A flaw found in Android’s software puts 95% of users at risk of being hacked, according to a security research company.
New research has exposed what’s being called potentially the biggest smartphone security flaw ever discovered. According to the mobile security company Zimperium, Android phones can be hacked by simply receiving a picture via text message. Zimperium says the flaw affects 95% of Androids currently in use — an estimated 950 million phones worldwide.
You don’t even have to open the text to be affected
The way Androids analyze incoming messages with media files — text messages that include audio, video or pictures — allows the phone to potentially be infected before you even open the message. Androids automatically begin processing media files as they are received, using a built-in playback tool called Stagefright. And that means, once the phone receives a message with malware, it could potentially be infected immediately, allowing hackers to gain complete control, including access to any personal information stored in the device.
According to Zimperium, the flaw affects any Android phone using software made in the last five years. The company says it told Google about the problem back in April, but since a fix still hasn’t been released, Zimperium decided to go public with the news about the potential threat.
Read more: How to limit spying on your phone habits
Updating Android users’ software is already a bit of a slow process and it can take a while for a fix to actually get to people’s smartphones, since Android updates have to through various phone makers and wireless service providers, unlike Apple iOS updates, which Apple can push to all iPhone users at the same time.

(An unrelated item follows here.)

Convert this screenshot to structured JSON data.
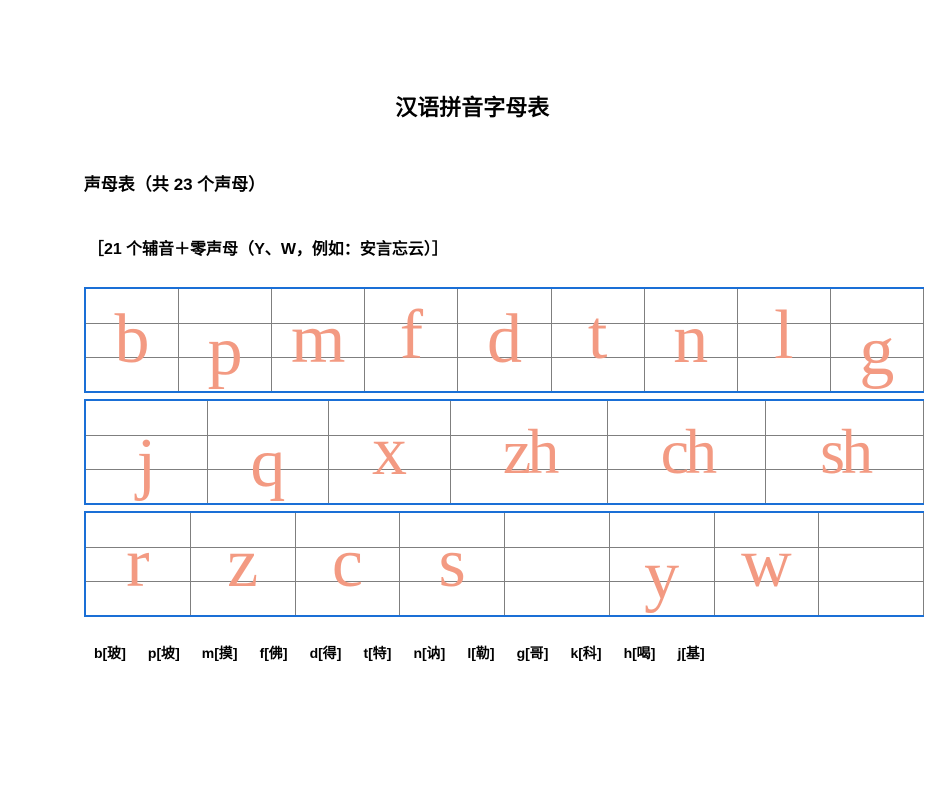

A Google spokeswoman told CNET that patches have been provided, but didn’t offer any specifics regarding how many Android users actually have access to them.

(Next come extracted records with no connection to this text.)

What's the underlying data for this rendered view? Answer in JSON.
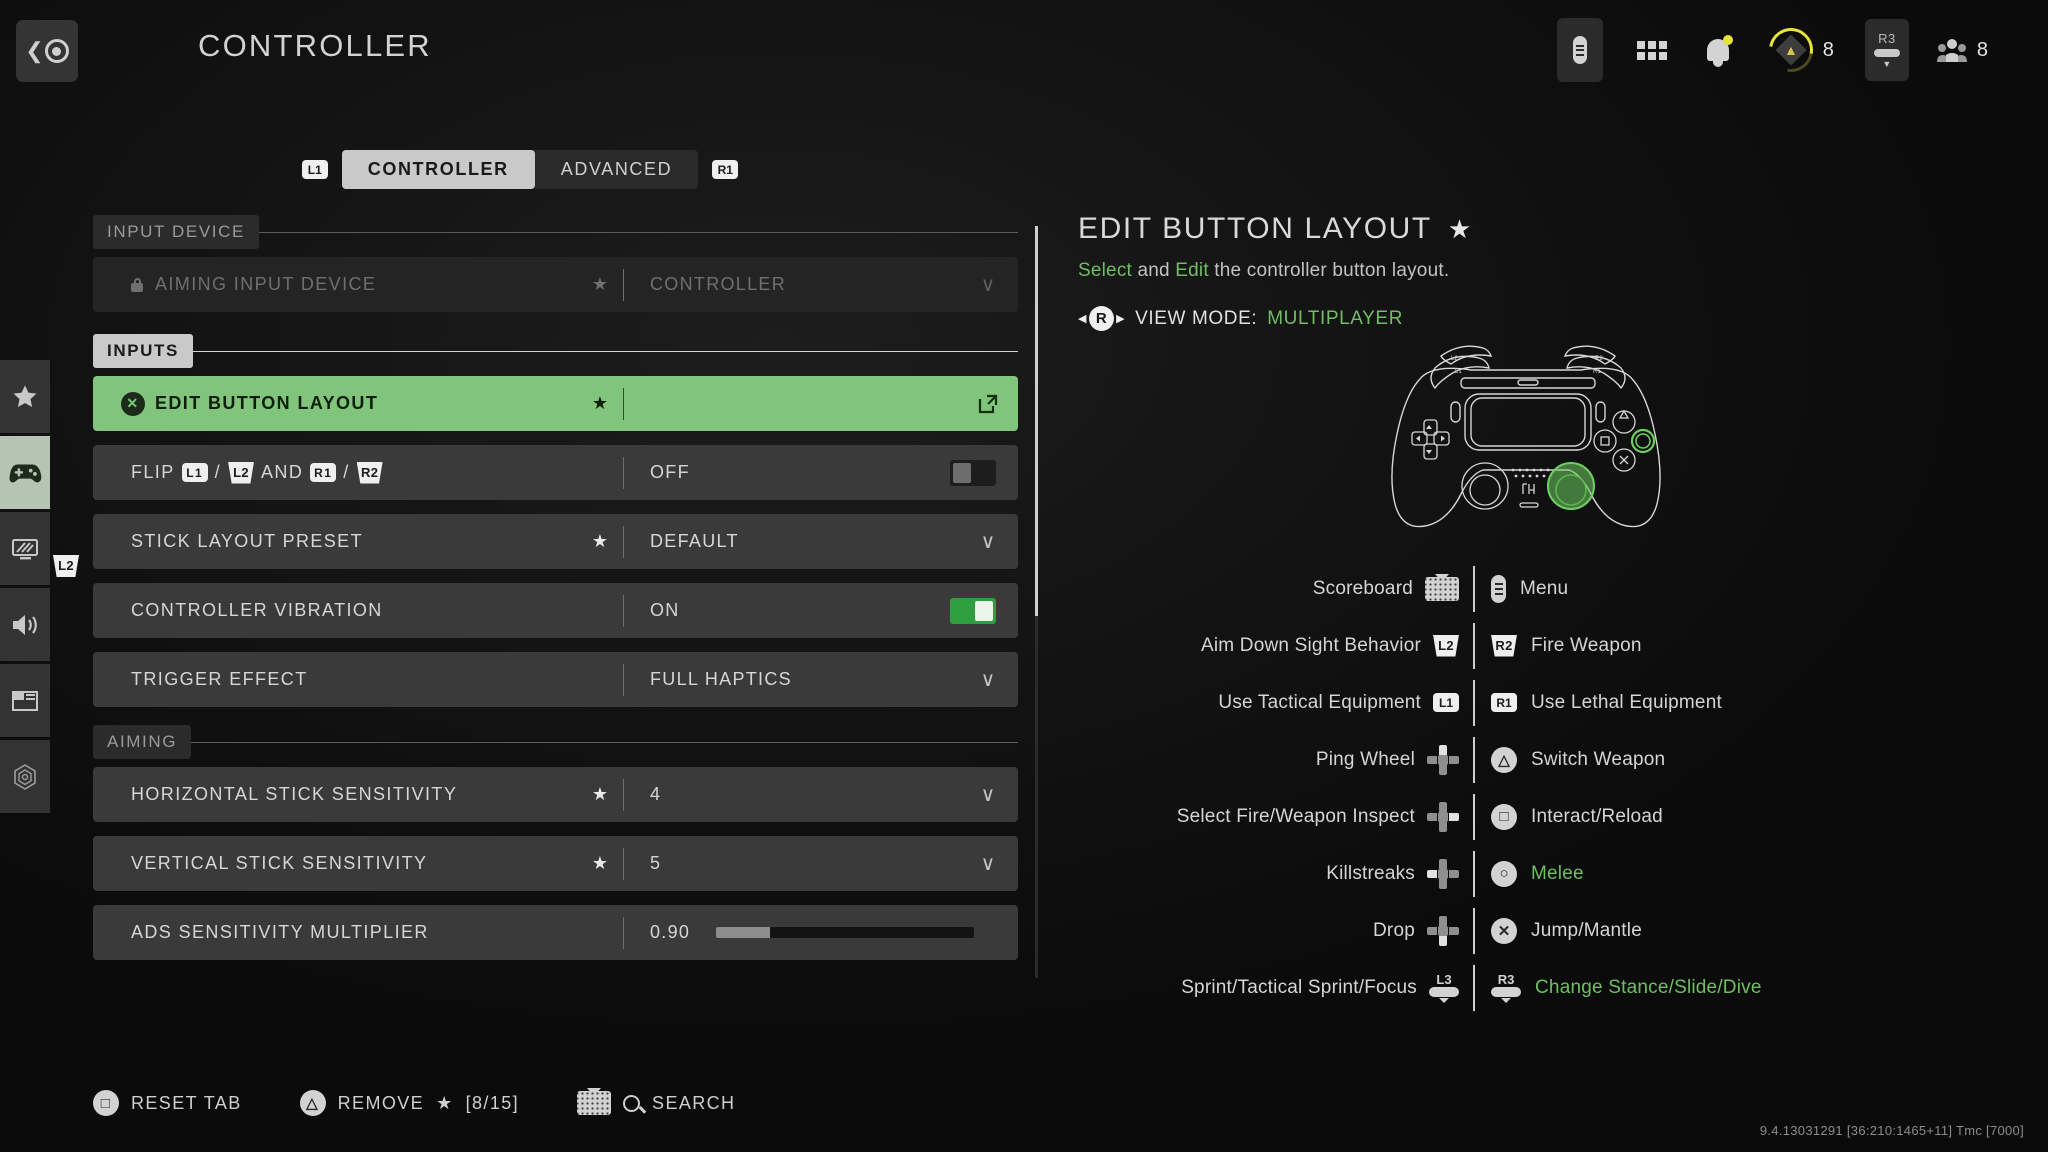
{
  "header": {
    "title": "CONTROLLER",
    "back_icon": "back-circle-icon",
    "rank_count": "8",
    "squad_count": "8",
    "r3_label": "R3"
  },
  "tabs": {
    "left_bumper": "L1",
    "right_bumper": "R1",
    "items": [
      {
        "label": "CONTROLLER",
        "active": true
      },
      {
        "label": "ADVANCED",
        "active": false
      }
    ]
  },
  "sidebar": {
    "trigger_badge": "L2",
    "items": [
      {
        "name": "favorites",
        "icon": "star-icon"
      },
      {
        "name": "controller",
        "icon": "gamepad-icon"
      },
      {
        "name": "graphics",
        "icon": "monitor-icon"
      },
      {
        "name": "audio",
        "icon": "speaker-icon"
      },
      {
        "name": "interface",
        "icon": "layout-icon"
      },
      {
        "name": "accessibility",
        "icon": "accessibility-icon"
      }
    ]
  },
  "settings": {
    "sections": [
      {
        "label": "INPUT DEVICE",
        "style": "dim"
      },
      {
        "label": "INPUTS",
        "style": "bright"
      },
      {
        "label": "AIMING",
        "style": "dim"
      }
    ],
    "rows": {
      "aiming_input_device": {
        "label": "AIMING INPUT DEVICE",
        "value": "CONTROLLER",
        "star": "★"
      },
      "edit_button_layout": {
        "label": "EDIT BUTTON LAYOUT",
        "star": "★",
        "button": "✕"
      },
      "flip": {
        "prefix": "FLIP",
        "b1": "L1",
        "sep1": "/",
        "b2": "L2",
        "mid": "AND",
        "b3": "R1",
        "sep2": "/",
        "b4": "R2",
        "value": "OFF"
      },
      "stick_layout_preset": {
        "label": "STICK LAYOUT PRESET",
        "value": "DEFAULT",
        "star": "★"
      },
      "controller_vibration": {
        "label": "CONTROLLER VIBRATION",
        "value": "ON"
      },
      "trigger_effect": {
        "label": "TRIGGER EFFECT",
        "value": "FULL HAPTICS"
      },
      "horizontal_sensitivity": {
        "label": "HORIZONTAL STICK SENSITIVITY",
        "value": "4",
        "star": "★"
      },
      "vertical_sensitivity": {
        "label": "VERTICAL STICK SENSITIVITY",
        "value": "5",
        "star": "★"
      },
      "ads_multiplier": {
        "label": "ADS SENSITIVITY MULTIPLIER",
        "value": "0.90",
        "fill_percent": 21
      }
    }
  },
  "detail": {
    "title": "EDIT BUTTON LAYOUT",
    "title_star": "★",
    "desc_select": "Select",
    "desc_and": " and ",
    "desc_edit": "Edit",
    "desc_rest": " the controller button layout.",
    "view_mode_button": "R",
    "view_mode_label": "VIEW MODE:",
    "view_mode_value": "MULTIPLAYER",
    "bindings": [
      {
        "left_label": "Scoreboard",
        "left_icon": "touchpad-icon",
        "right_icon": "options-menu-icon",
        "right_label": "Menu",
        "right_green": false
      },
      {
        "left_label": "Aim Down Sight Behavior",
        "left_icon": "l2-trigger-icon",
        "right_icon": "r2-trigger-icon",
        "right_label": "Fire Weapon",
        "right_green": false
      },
      {
        "left_label": "Use Tactical Equipment",
        "left_icon": "l1-bumper-icon",
        "right_icon": "r1-bumper-icon",
        "right_label": "Use Lethal Equipment",
        "right_green": false
      },
      {
        "left_label": "Ping Wheel",
        "left_icon": "dpad-up-icon",
        "right_icon": "triangle-button-icon",
        "right_label": "Switch Weapon",
        "right_green": false
      },
      {
        "left_label": "Select Fire/Weapon Inspect",
        "left_icon": "dpad-right-icon",
        "right_icon": "square-button-icon",
        "right_label": "Interact/Reload",
        "right_green": false
      },
      {
        "left_label": "Killstreaks",
        "left_icon": "dpad-left-icon",
        "right_icon": "circle-button-icon",
        "right_label": "Melee",
        "right_green": true
      },
      {
        "left_label": "Drop",
        "left_icon": "dpad-down-icon",
        "right_icon": "cross-button-icon",
        "right_label": "Jump/Mantle",
        "right_green": false
      },
      {
        "left_label": "Sprint/Tactical Sprint/Focus",
        "left_icon": "l3-stick-icon",
        "right_icon": "r3-stick-icon",
        "right_label": "Change Stance/Slide/Dive",
        "right_green": true
      }
    ],
    "stick_labels": {
      "l3": "L3",
      "r3": "R3"
    }
  },
  "bottom": {
    "reset_tab": "RESET TAB",
    "remove": "REMOVE",
    "remove_star": "★",
    "remove_count": "[8/15]",
    "search": "SEARCH"
  },
  "version": "9.4.13031291 [36:210:1465+11] Tmc [7000]",
  "colors": {
    "accent_green": "#81c57c",
    "text_green": "#6fbf62",
    "toggle_on": "#2f9e3f",
    "rank_yellow": "#e8e23c"
  }
}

‘The security of Android users is extremely important to us and so we responded quickly and patches have already been provided to partners that can be applied to any device,’ the spokeswoman said. ‘Most Android devices, including all newer devices, have multiple technologies that are designed to make exploitation more difficult. Android devices also include an application sandbox designed to protect user data and other applications on the device.’
Make it harder for your device to be exploited
Don’t go into complete fear mode after reading this article. What you should do instead is be proactive.
First, download the Stagefright Detector app and run it on your device. It will tell you if you’re susceptible to attack and even adjust your settings to give you some interim protection.
Second, you should disable auto-fetching of MMS for any messaging apps you use. Outlook.com has a step-by-step guide with screenshots for Hangouts and Messenger, among others.
We’ll continue to keep this page updated with new info as it becomes available!